Der Iran hat die seit April über pakistanische Vermittler geführten Gespräche mit den USA am Montag offiziell ausgesetzt. Die regierungsnahe Nachrichtenagentur Tasnim begründete den Schritt mit den anhaltenden israelischen Militäreinsätzen im Libanon. Damit kappt Teheran kurz vor der erwarteten Unterzeichnung eines Rahmenpapiers die einzige verbliebene Schiene zwischen seinen Diplomaten und der Trump-Regierung.

Außenminister Abbas Araghchi formulierte die neue Linie unmissverständlich: Eine Verletzung der Waffenruhe an einer Front sei eine Verletzung an allen Fronten. Voraussetzung für eine Wiederaufnahme der Gespräche sei ein sofortiger Stopp aller israelischen Operationen in Gaza und im Libanon sowie ein vollständiger Abzug aus den besetzten Gebieten im Süden des Landes. Die Revolutionsgarden gingen noch weiter und kündigten an, die Straße von Hormus „vollständig“ zu schließen, jene Meerenge, durch die rund ein Fünftel des weltweit gehandelten Erdöls verschifft wird.

Donald Trump versuchte die Lage zu entschärfen. Auf die Frage von NBC News, ob die Vermittlungen tatsächlich beendet seien, antwortete der Präsident am Montagabend, er habe davon „noch nichts gehört“. Wenig später erklärte er per Truth Social, die Gespräche liefen „in zügigem Tempo“ weiter, eine Einigung könne in der kommenden Woche stehen. Hinter den Kulissen hatte Trump in einem nach Berichten der Webseite Axios hart geführten Telefonat Premierminister Benjamin Netanjahu zur Mäßigung gedrängt; israelische Truppen, die in Richtung Beirut vorrückten, hätten anschließend kehrtgemacht.

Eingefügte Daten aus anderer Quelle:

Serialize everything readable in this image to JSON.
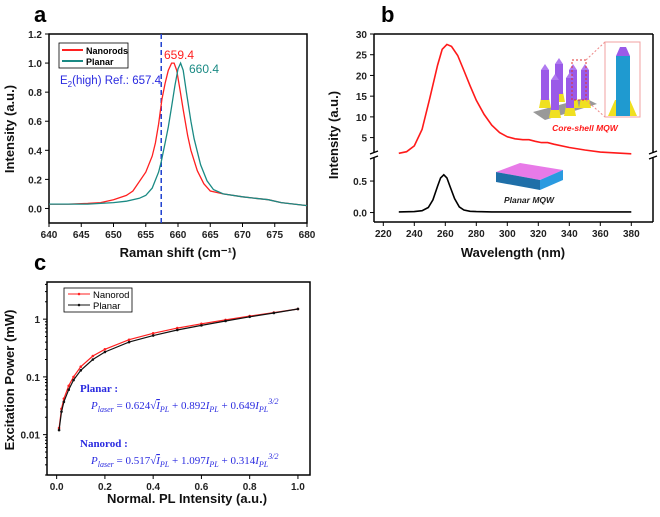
{
  "panels": {
    "a": "a",
    "b": "b",
    "c": "c"
  },
  "chart_data": [
    {
      "type": "line",
      "panel": "a",
      "xlabel": "Raman shift (cm⁻¹)",
      "ylabel": "Intensity (a.u.)",
      "xlim": [
        640,
        680
      ],
      "ylim": [
        -0.1,
        1.2
      ],
      "xticks": [
        640,
        645,
        650,
        655,
        660,
        665,
        670,
        675,
        680
      ],
      "xtick_labels": [
        "640",
        "645",
        "650",
        "655",
        "660",
        "665",
        "670",
        "675",
        "680"
      ],
      "yticks": [
        0,
        0.2,
        0.4,
        0.6,
        0.8,
        1.0,
        1.2
      ],
      "ytick_labels": [
        "0.0",
        "0.2",
        "0.4",
        "0.6",
        "0.8",
        "1.0",
        "1.2"
      ],
      "legend": "top-left",
      "series": [
        {
          "name": "Nanorods",
          "color": "#ff2020",
          "x": [
            640,
            643,
            646,
            648,
            650,
            652,
            653,
            655,
            656,
            656.5,
            657,
            657.5,
            658,
            658.5,
            659,
            659.4,
            659.8,
            660.3,
            660.8,
            661.5,
            662,
            663,
            664,
            665,
            667,
            670,
            672,
            674,
            676,
            678,
            680
          ],
          "y": [
            0.03,
            0.03,
            0.035,
            0.04,
            0.06,
            0.09,
            0.12,
            0.25,
            0.36,
            0.45,
            0.58,
            0.75,
            0.86,
            0.95,
            1.0,
            1.0,
            0.95,
            0.82,
            0.68,
            0.5,
            0.4,
            0.26,
            0.17,
            0.12,
            0.1,
            0.08,
            0.07,
            0.06,
            0.04,
            0.03,
            0.02
          ]
        },
        {
          "name": "Planar",
          "color": "#1a8a84",
          "x": [
            640,
            643,
            646,
            648,
            650,
            652,
            654,
            655,
            656,
            657,
            657.4,
            658,
            658.5,
            659,
            659.5,
            660,
            660.4,
            660.8,
            661.3,
            662,
            662.5,
            663.5,
            664.5,
            665.5,
            667,
            670,
            672,
            674,
            676,
            678,
            680
          ],
          "y": [
            0.03,
            0.03,
            0.03,
            0.035,
            0.04,
            0.05,
            0.07,
            0.09,
            0.14,
            0.25,
            0.32,
            0.45,
            0.56,
            0.7,
            0.84,
            0.96,
            1.0,
            0.95,
            0.8,
            0.6,
            0.48,
            0.3,
            0.19,
            0.13,
            0.1,
            0.08,
            0.07,
            0.06,
            0.04,
            0.03,
            0.02
          ]
        }
      ],
      "annotations": {
        "peak_nanorods": "659.4",
        "peak_planar": "660.4",
        "ref_line_x": 657.4,
        "ref_label_e2": "E",
        "ref_label_sub": "2",
        "ref_label_rest": "(high)  Ref.: 657.4"
      }
    },
    {
      "type": "line",
      "panel": "b",
      "xlabel": "Wavelength (nm)",
      "ylabel": "Intensity (a.u.)",
      "xlim": [
        214,
        394
      ],
      "xticks": [
        220,
        240,
        260,
        280,
        300,
        320,
        340,
        360,
        380
      ],
      "xtick_labels": [
        "220",
        "240",
        "260",
        "280",
        "300",
        "320",
        "340",
        "360",
        "380"
      ],
      "broken_y_axis": true,
      "upper_ylim": [
        0.8,
        30
      ],
      "upper_yticks": [
        5,
        10,
        15,
        20,
        25,
        30
      ],
      "upper_ytick_labels": [
        "5",
        "10",
        "15",
        "20",
        "25",
        "30"
      ],
      "lower_ylim": [
        -0.15,
        0.85
      ],
      "lower_yticks": [
        0.0,
        0.5
      ],
      "lower_ytick_labels": [
        "0.0",
        "0.5"
      ],
      "series": [
        {
          "name": "Core-shell MQW",
          "color": "#ff1a1a",
          "segment": "upper",
          "x": [
            230,
            235,
            240,
            245,
            250,
            255,
            258,
            261,
            264,
            268,
            272,
            276,
            280,
            285,
            290,
            295,
            300,
            305,
            310,
            314,
            318,
            322,
            326,
            330,
            340,
            350,
            360,
            370,
            380
          ],
          "y": [
            1.2,
            1.6,
            3.0,
            7.0,
            14.5,
            22.5,
            26.3,
            27.5,
            27.0,
            24.8,
            21.2,
            17.5,
            14.0,
            10.6,
            8.0,
            6.2,
            5.2,
            4.7,
            4.5,
            4.5,
            4.1,
            3.8,
            3.8,
            3.4,
            2.6,
            2.0,
            1.5,
            1.3,
            1.1
          ]
        },
        {
          "name": "Planar MQW",
          "color": "#000000",
          "segment": "lower",
          "x": [
            230,
            240,
            245,
            249,
            252,
            255,
            257,
            259,
            261,
            263,
            266,
            269,
            272,
            276,
            280,
            290,
            300,
            320,
            340,
            360,
            380
          ],
          "y": [
            0.01,
            0.015,
            0.03,
            0.08,
            0.2,
            0.42,
            0.55,
            0.6,
            0.55,
            0.42,
            0.22,
            0.09,
            0.04,
            0.02,
            0.015,
            0.01,
            0.01,
            0.01,
            0.01,
            0.01,
            0.01
          ]
        }
      ],
      "inset_labels": {
        "core_shell": "Core-shell MQW",
        "planar": "Planar MQW"
      }
    },
    {
      "type": "line",
      "panel": "c",
      "xlabel": "Normal. PL Intensity (a.u.)",
      "ylabel": "Excitation Power (mW)",
      "xlim": [
        -0.04,
        1.05
      ],
      "ylim": [
        0.002,
        4.4
      ],
      "yscale": "log",
      "xticks": [
        0,
        0.2,
        0.4,
        0.6,
        0.8,
        1.0
      ],
      "xtick_labels": [
        "0.0",
        "0.2",
        "0.4",
        "0.6",
        "0.8",
        "1.0"
      ],
      "yticks": [
        0.01,
        0.1,
        1
      ],
      "ytick_labels": [
        "0.01",
        "0.1",
        "1"
      ],
      "legend": "top-left",
      "series": [
        {
          "name": "Nanorod",
          "color": "#ff2020",
          "x": [
            0.01,
            0.02,
            0.03,
            0.05,
            0.07,
            0.1,
            0.15,
            0.2,
            0.3,
            0.4,
            0.5,
            0.6,
            0.7,
            0.8,
            0.9,
            1.0
          ],
          "y": [
            0.013,
            0.028,
            0.042,
            0.07,
            0.1,
            0.15,
            0.23,
            0.3,
            0.44,
            0.57,
            0.7,
            0.83,
            0.97,
            1.13,
            1.3,
            1.5
          ]
        },
        {
          "name": "Planar",
          "color": "#111111",
          "x": [
            0.01,
            0.02,
            0.03,
            0.05,
            0.07,
            0.1,
            0.15,
            0.2,
            0.3,
            0.4,
            0.5,
            0.6,
            0.7,
            0.8,
            0.9,
            1.0
          ],
          "y": [
            0.012,
            0.025,
            0.037,
            0.06,
            0.088,
            0.13,
            0.2,
            0.27,
            0.4,
            0.52,
            0.65,
            0.78,
            0.93,
            1.1,
            1.28,
            1.5
          ]
        }
      ],
      "formulas": [
        {
          "heading": "Planar :",
          "a": "0.624",
          "b": "0.892",
          "c": "0.649"
        },
        {
          "heading": "Nanorod :",
          "a": "0.517",
          "b": "1.097",
          "c": "0.314"
        }
      ],
      "formula_symbols": {
        "P": "P",
        "laser": "laser",
        "I": "I",
        "PL": "PL",
        "exp": "3/2"
      }
    }
  ]
}
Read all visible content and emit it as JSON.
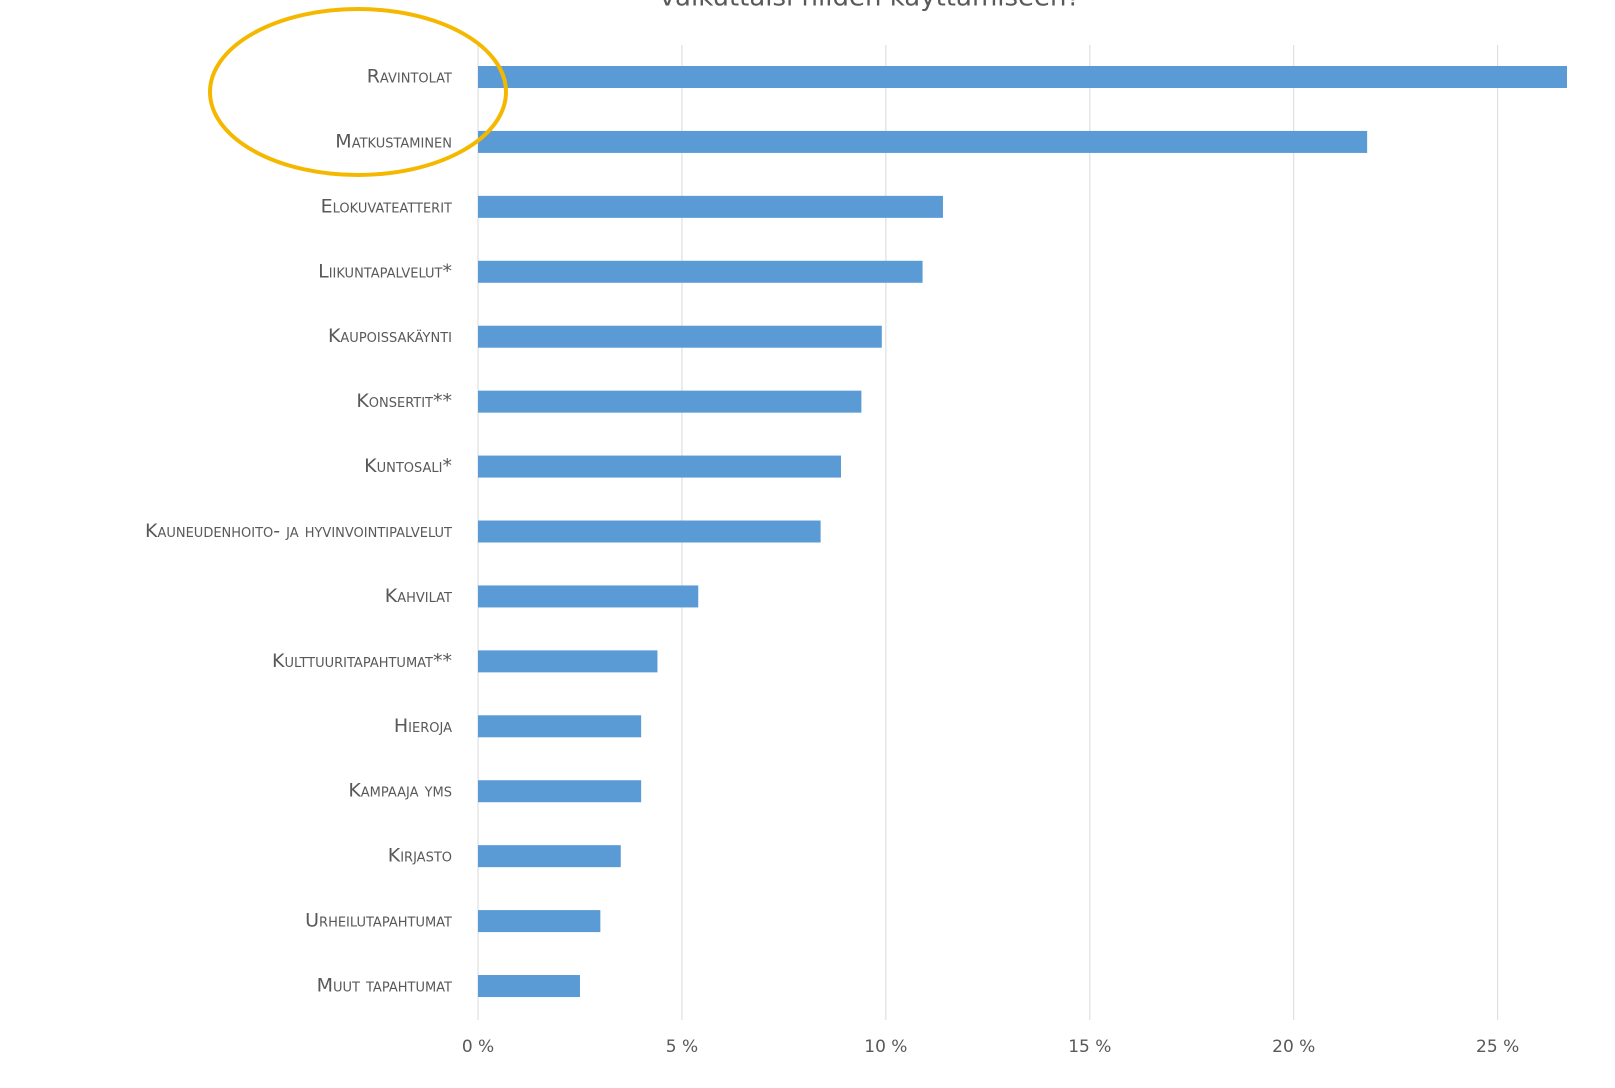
{
  "chart_data": {
    "type": "hbar",
    "title": "vaikuttaisi niiden käyttämiseen?",
    "categories": [
      "Ravintolat",
      "Matkustaminen",
      "Elokuvateatterit",
      "Liikuntapalvelut*",
      "Kaupoissakäynti",
      "Konsertit**",
      "Kuntosali*",
      "Kauneudenhoito- ja hyvinvointipalvelut",
      "Kahvilat",
      "Kulttuuritapahtumat**",
      "Hieroja",
      "Kampaaja yms",
      "Kirjasto",
      "Urheilutapahtumat",
      "Muut tapahtumat"
    ],
    "values": [
      26.7,
      21.8,
      11.4,
      10.9,
      9.9,
      9.4,
      8.9,
      8.4,
      5.4,
      4.4,
      4.0,
      4.0,
      3.5,
      3.0,
      2.5
    ],
    "color": "#5b9bd5",
    "xlim": [
      0,
      26.7
    ],
    "xticks": [
      {
        "value": 0,
        "label": "0 %"
      },
      {
        "value": 5,
        "label": "5 %"
      },
      {
        "value": 10,
        "label": "10 %"
      },
      {
        "value": 15,
        "label": "15 %"
      },
      {
        "value": 20,
        "label": "20 %"
      },
      {
        "value": 25,
        "label": "25 %"
      }
    ],
    "grid": true
  }
}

Wenn Zivilisten den Preis der militärischen Eskalation zahlen und Teile des Libanon dauerhaft unbewohnbar werden, macht das Israels Nachbarschaft langfristig weniger sicher.
- Johann Wadephul, Bundesaußenminister, im Tagesspiegel

Aus Berlin meldete sich Außenminister Johann Wadephul (CDU) mit eindringlichen Worten. Israels Vorrücken im Südlibanon gebe „Anlass zu großer Sorge“, sagte der CDU-Politiker dem Tagesspiegel. Er forderte alle Konfliktparteien auf, die Kämpfe einzustellen und zur vereinbarten Waffenruhe zurückzukehren. Die Hisbollah müsse ihre Raketenangriffe auf Nordisrael beenden, die libanesische Regierung „entschieden“ gegen die Miliz vorgehen. Die Bundesregierung sucht parallel über den pakistanischen Kanal nach Vermittlungsspielraum, um die Atomgespräche zu retten.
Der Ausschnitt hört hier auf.